Chip off the old block to power the future

As featured in The Weekend Australian, October 25-26, 2014

A new product offers clean energy – and Horses love it, too! – Barry Fitzgerald Renewables

MARK Kavanagh makes a good point. Looking out across his expansive training complex at Flemington, he says the last thing anyone wants over the four-day Melbourne Cup carnival is for the 330,000 racegoers in all their finery to catch an unpleasant whiff from the stables. “We can’t have flies and smells here. This place has to be absolutely pristine as we are only 200m from one of the greatest sporting events in the world.’’
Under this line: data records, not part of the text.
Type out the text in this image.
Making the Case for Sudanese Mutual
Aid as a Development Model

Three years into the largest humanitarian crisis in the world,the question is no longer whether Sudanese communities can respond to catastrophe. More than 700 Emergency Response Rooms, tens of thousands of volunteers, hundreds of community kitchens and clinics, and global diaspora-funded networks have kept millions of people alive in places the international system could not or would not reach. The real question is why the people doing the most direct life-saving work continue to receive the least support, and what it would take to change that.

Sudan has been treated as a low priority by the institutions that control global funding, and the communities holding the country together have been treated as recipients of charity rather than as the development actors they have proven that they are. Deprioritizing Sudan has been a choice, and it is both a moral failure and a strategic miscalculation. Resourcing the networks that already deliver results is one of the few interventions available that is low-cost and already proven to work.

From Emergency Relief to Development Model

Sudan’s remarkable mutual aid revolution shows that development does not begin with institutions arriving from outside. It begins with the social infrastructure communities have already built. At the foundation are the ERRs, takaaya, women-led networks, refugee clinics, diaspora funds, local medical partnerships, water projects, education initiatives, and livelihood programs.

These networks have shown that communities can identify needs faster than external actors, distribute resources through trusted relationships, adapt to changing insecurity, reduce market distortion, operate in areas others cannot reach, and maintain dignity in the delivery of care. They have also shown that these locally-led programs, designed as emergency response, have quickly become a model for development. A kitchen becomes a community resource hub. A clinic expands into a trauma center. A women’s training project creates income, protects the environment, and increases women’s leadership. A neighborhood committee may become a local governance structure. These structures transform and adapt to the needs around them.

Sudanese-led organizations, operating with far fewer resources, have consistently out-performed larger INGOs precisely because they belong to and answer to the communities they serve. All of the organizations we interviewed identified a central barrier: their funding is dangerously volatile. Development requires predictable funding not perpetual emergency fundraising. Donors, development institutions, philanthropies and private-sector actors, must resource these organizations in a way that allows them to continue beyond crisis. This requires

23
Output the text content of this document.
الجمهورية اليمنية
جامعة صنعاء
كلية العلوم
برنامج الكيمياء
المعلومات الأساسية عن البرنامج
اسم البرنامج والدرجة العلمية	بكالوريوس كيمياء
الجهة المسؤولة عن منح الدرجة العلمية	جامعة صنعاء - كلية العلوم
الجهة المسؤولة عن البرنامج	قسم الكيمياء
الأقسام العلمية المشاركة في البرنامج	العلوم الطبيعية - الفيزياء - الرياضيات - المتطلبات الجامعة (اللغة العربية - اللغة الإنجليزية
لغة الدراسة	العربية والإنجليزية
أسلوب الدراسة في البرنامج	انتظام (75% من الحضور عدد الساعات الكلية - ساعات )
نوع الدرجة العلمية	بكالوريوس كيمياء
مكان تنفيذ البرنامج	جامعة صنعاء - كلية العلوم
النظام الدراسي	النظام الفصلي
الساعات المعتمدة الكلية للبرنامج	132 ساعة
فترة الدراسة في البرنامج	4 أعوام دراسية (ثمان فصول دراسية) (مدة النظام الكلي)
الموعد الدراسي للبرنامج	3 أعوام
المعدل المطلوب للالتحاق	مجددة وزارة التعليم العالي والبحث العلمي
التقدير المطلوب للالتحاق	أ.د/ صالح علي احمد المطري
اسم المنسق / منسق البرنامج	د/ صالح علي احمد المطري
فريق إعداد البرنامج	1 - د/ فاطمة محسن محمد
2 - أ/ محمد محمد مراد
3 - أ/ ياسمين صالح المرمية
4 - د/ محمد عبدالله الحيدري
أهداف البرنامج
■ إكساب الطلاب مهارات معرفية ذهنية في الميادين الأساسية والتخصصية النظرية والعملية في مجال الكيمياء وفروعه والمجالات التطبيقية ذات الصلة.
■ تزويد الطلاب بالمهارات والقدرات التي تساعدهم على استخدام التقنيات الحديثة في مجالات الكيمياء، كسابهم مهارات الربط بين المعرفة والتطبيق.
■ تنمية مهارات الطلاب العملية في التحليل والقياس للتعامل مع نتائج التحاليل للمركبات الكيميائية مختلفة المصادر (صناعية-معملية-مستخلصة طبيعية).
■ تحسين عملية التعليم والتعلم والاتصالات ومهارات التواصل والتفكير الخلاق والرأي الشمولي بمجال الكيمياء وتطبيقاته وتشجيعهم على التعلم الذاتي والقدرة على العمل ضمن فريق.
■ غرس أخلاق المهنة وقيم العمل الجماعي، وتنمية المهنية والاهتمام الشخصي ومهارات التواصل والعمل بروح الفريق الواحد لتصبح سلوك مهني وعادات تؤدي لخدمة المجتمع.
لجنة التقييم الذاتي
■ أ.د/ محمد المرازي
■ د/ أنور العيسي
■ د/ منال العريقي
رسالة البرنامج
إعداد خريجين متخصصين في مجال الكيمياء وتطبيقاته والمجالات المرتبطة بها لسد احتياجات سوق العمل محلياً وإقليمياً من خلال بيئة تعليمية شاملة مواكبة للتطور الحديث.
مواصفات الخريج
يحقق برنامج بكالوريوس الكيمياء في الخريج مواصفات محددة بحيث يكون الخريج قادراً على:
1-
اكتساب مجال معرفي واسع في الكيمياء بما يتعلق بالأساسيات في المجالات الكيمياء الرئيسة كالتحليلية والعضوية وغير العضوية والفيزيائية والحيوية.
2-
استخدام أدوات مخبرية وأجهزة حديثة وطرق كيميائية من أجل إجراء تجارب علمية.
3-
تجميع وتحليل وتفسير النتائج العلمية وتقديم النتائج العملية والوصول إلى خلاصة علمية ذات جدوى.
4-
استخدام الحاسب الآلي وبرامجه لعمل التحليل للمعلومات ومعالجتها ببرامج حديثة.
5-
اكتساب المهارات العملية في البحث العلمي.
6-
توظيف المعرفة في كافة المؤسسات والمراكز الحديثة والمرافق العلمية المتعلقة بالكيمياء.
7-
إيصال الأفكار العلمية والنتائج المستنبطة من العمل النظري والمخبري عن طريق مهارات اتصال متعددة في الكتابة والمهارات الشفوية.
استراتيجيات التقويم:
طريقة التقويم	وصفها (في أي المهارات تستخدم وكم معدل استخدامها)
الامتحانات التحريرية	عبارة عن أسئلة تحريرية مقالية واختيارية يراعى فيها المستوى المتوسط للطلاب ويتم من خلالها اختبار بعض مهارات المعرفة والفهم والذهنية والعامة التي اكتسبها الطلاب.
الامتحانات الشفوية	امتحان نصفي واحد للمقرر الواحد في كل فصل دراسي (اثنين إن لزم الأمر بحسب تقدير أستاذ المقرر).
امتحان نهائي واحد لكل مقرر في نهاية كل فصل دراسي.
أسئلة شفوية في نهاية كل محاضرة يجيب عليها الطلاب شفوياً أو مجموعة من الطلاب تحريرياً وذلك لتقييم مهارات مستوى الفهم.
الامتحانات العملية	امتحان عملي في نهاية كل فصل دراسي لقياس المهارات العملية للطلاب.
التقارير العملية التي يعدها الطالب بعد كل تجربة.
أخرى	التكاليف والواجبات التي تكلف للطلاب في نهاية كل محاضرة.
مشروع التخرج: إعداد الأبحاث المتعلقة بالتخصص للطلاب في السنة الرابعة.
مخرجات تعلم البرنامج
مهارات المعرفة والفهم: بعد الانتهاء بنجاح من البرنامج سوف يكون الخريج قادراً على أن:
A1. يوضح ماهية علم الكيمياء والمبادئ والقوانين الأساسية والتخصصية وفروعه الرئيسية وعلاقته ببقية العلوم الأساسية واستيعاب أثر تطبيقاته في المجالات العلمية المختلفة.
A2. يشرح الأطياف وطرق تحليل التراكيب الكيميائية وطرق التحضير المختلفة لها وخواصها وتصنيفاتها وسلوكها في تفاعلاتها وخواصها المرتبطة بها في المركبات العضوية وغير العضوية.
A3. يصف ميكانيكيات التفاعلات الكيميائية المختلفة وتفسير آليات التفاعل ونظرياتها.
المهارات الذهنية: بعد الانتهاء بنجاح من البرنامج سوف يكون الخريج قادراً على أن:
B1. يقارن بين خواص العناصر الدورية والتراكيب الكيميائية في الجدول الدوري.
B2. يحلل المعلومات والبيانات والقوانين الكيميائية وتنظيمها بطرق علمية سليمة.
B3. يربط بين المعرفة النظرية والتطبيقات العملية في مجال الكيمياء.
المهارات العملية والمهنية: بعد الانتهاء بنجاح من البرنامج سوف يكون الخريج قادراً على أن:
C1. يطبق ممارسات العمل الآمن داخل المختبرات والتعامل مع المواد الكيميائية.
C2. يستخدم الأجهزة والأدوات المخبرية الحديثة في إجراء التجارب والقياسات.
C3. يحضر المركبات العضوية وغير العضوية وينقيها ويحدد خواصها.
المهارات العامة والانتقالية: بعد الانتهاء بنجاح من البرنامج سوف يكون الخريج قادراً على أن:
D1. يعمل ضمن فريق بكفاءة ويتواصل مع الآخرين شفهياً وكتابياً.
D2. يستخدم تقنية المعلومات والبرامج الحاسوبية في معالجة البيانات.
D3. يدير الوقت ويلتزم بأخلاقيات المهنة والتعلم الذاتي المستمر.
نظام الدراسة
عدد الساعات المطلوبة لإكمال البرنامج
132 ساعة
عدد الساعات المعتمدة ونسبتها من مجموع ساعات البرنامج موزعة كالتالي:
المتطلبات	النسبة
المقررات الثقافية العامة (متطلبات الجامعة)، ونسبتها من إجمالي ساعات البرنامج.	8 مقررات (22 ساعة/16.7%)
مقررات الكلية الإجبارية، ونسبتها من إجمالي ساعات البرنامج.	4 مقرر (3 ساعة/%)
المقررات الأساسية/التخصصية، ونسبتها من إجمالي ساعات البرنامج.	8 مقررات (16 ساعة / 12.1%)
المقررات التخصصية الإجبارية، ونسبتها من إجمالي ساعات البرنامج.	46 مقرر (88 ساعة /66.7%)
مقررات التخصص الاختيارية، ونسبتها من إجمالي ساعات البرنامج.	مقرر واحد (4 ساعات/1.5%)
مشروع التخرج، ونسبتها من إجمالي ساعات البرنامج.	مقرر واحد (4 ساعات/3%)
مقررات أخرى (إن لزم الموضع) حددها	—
It makes the trainer of 2009 Melbourne Cup winner Shocking and 2008 Cox Plate winner Maldivian particular about the bedding used in the stables, home to more than 50 horses during the carnival. Earlier this year he trialled a new dried wood pellet animal bedding product with super absorbent properties from Queensland called Proteq. He liked it so much he has become part of the business, itself part of the privately held Altus Renewables.

“We are always looking for something that will give us an edge. But like anything, it is a massive commitment to change. We get products introduced to us every day,’’ Kavanagh told The Weekend Australian. “So we decided to trial it over three months and I immediately thought it had potential.’’ Normal equine bedding is (wet) sawdust and wood shavings. Dollar-wise, the compressed and dried wood pellets (which retain absorbency after being wet down into sawdust for use in the stable) are a little more expensive. “But it is a better product,’’ Kavanagh said.

“Where we get the savings is when the stable is cleaned, as more of the bedding stays behind. So we end up paying lower disposal fees.’’ There are also health benefits — for horse and stable hand — because there is less dust. The elite horses housed at the Kavanagh stables like it too. “The ones I have spoken to say they like it a lot more,’’ he jokes. “But we can tell they like their bedding because a happy horse always pisses in the same spot, and that is what they are doing.

’’ Kavanagh has Chivalry going around today in Race 7 at Moonee Valley’s Cox Plate race day. Early markets had Chivalry 5-1 equal favourite for the set weights race for three year-olds. Kavanagh’s ambassador role for Proteq plugs him into the much bigger plans that Altus has for its “densified’’ wood pellet. The product is plugged into the world’s growing hunger for biomass- based fuels for the generation of renewable energy: as the wood pellets get burned, they are replaced by the next plantation pine that reaches maturity.

The wood pellets used in equine bedding are one and the same as those Altus recently shipped off to Korea to be used as a renewable addition to the fuel loaded into coal-fired power stations, and domestic heating. The maiden shipment of 26,000 tonnes of wood pellets marked the start of a new export industry for Australia, with founding chairman of Altus Denis Waddell planning to replicate the successful start in Queensland with projects in South Australia, Victoria and NSW. Funding the growth could involve an ASX float of the company in two to four years. The initial project is located in the Tuan Forest near Maryborough, and it has production capacity of up to 125,000 tonnes of wood pellets annually. Export prices are about $140 a tonne. Prices for other products — equine bedding, kitty litter and spill absorbents — command much higher prices.

The facility sits across the fence line from the privately owned Hyne Tuan sawmill — the biggest in Australia — and utilises sawmill residue to manufacture the wood pellets, essentially a kiln drying and compression process in which water content is dramatically reduced. The key competitive advantage is the direct sourcing — by conveyor belt across the fence line — of the sawdust. Waddell said the Brisbane based Altus was involved in talks with several European brokers and Japanese and Korean trading houses that are seeking to market the wood pellets to targeted end users. He said that the pellets were a “sophisticated form of packaged energy’’. “As a result of the unique properties, wood pellets are becoming the product of choice for a range of small and large-scale biomass renewable energy applications,’’ Waddell said. “Firing wood pellets with coal allows power generators to produce electricity with minimal loss of efficiency while meeting their renewable generation offset requirements.’’ Continued strong growth in demand is forecast, with some estimating global demand could reach 140 million tonnes by 2020. The market in 2007 was eight million tonnes. Waddell said the European Union’s 20 per cent renewable energy target by 2020 provided the initial stimulus. Europe is estimated to account for more than 60 per cent of current demand. Kavanagh says he likes the “green’’ element, ‘‘but it has got to be price effective as well’’.